Playing Grace Notes, Trills, and Glissandos on the Piano
Aside from the range of regular notes, composers occasionally enliven piano pieces with fancy note combinations that add a bit or interest and elegance to the music. Grace notes, trills, and glissandos add cool effects and are fun to play.
Touching on grace notes
A grace note is a note that you play just slightly before a real note — your finger just grazes the grace note before playing the real note. This very simple effect can make your music sound more complex.
Grace notes are written in a number of different ways, many shown in the following figure. A single grace note looks like a small eighth note with a slash through it. Think of the slash as meaning “cancel the rhythmic value.” Multiple grace notes look like small sixteenth notes. You play them very quickly, too, so that it sounds like you’re rolling into the main note.
You don’t always have to play grace notes super-fast. The character and effect of a grace note is determined by the tempo and style of the music. The idea is to use a grace note to give its main note a little lift. The best grace notes are those that are a half-step or a whole step away from the full melodic note, but feel free to try ones that are even farther apart. Beginning a song’s melody with a grace note is an excellent idea, especially if the song is in the jazz or blues style.

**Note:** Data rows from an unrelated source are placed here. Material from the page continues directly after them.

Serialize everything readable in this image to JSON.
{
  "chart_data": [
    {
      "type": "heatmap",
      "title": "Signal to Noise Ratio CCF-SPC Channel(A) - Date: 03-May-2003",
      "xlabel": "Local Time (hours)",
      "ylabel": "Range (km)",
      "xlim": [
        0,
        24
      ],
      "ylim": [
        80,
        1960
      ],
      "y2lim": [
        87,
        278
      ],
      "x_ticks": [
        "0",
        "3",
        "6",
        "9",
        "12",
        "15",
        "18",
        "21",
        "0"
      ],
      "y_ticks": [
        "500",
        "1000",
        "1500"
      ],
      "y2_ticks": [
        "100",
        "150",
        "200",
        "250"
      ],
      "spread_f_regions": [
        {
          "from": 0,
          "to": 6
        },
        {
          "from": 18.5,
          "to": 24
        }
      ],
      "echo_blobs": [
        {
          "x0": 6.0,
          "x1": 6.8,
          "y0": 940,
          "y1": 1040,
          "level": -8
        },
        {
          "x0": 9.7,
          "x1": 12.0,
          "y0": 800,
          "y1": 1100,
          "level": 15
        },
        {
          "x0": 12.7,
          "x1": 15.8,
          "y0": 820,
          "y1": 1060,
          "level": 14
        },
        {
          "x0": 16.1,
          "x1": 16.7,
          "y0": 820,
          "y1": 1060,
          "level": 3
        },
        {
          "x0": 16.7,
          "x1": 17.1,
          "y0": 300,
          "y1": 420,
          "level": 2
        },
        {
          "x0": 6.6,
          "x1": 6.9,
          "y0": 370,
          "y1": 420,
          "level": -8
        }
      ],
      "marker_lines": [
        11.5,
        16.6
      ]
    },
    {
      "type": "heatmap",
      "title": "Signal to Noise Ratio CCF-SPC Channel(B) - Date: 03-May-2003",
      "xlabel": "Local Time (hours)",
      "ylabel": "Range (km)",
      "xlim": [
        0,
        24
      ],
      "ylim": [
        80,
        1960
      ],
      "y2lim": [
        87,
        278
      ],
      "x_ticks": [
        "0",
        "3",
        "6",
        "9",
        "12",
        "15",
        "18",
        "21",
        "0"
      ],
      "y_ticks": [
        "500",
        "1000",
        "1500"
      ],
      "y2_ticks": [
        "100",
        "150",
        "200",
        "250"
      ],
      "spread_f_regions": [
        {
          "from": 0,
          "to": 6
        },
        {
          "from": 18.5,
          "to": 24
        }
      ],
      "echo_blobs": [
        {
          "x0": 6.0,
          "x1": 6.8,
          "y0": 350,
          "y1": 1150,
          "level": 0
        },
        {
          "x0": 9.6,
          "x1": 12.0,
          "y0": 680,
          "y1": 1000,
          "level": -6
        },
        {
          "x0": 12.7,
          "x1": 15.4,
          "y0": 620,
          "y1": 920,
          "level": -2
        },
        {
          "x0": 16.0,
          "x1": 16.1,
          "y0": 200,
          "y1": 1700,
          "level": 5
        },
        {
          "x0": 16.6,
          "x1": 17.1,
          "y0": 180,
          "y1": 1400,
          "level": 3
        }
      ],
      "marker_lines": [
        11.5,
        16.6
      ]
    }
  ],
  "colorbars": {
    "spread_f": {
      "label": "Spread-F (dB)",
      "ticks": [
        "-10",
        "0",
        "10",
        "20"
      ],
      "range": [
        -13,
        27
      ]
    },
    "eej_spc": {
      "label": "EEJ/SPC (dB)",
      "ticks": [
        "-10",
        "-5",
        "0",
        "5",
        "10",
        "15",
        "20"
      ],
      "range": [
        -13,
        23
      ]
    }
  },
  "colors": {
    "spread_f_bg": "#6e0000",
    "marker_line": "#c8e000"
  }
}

If you’ve ever heard the sound of a piccolo twittering high above the band in a John Phillip Sousa march, you’ve heard the effect of a trill. What sounds like a very elaborate trick is actually a very simple procedure of alternating between two notes in rapid succession.
A trill sounds like a bunch of 32nd or 64th notes. Trills add a certain classical finesse to your playing style.
Generally speaking, a note is trilled upward to the note a whole-step above the main note. However, sometimes a composer wants a downward trill or even a half-step trill, and he or she writes the specific note to be used in the trill in one of several ways: A tr above the trilled note; a sharp or flat sign, which tells you to trill to the note’s sharp or to the note’s flat; or a sharp or flat sign, which tells you to trill to the note’s sharp or to the note’s flat:
Don’t wait for the composer to give you permission to trill — add ’em yourself. Find a note that you think would sound good played as a trill and write tr above it. Half notes and whole notes are usually the best note lengths to trill because they’re long enough to allow you time to get those fingers fluttering. Experiment with half-step and whole-step trills in different directions.
Don’t miss the glissando
A glissando (also known as a gliss in this lazy music industry) is a fast slide across several keys on the keyboard. There’s nothing quite like starting and ending a song with this effect — it will dazzle any audience.
To try a right-hand gliss, put your thumb on a high C note and drag your thumb nail down across the keys very quickly all the way to the bottom of the keyboard. Cool, huh? You can also use the nails of your middle and ring fingers to go both up and down.
Generally composers notate this effect with a wavy line and the abbreviation gliss going from the starting note in the direction of the gliss. For example, if you see a wavy line going up from C, play the note C and slide up the keyboard. Sometimes the specific ending note is shown at the other end of the wavy line; other times, it’s up to you to decide where to stop.
When the composer specifies both the beginning and ending notes of the gliss, all you can do is practice, practice, practice. Starting on a specific note is easy, but stopping on the right note is like trying to stop a car on a dime. Sometimes you can use your other hand to play the final note if it’s not busy playing something else.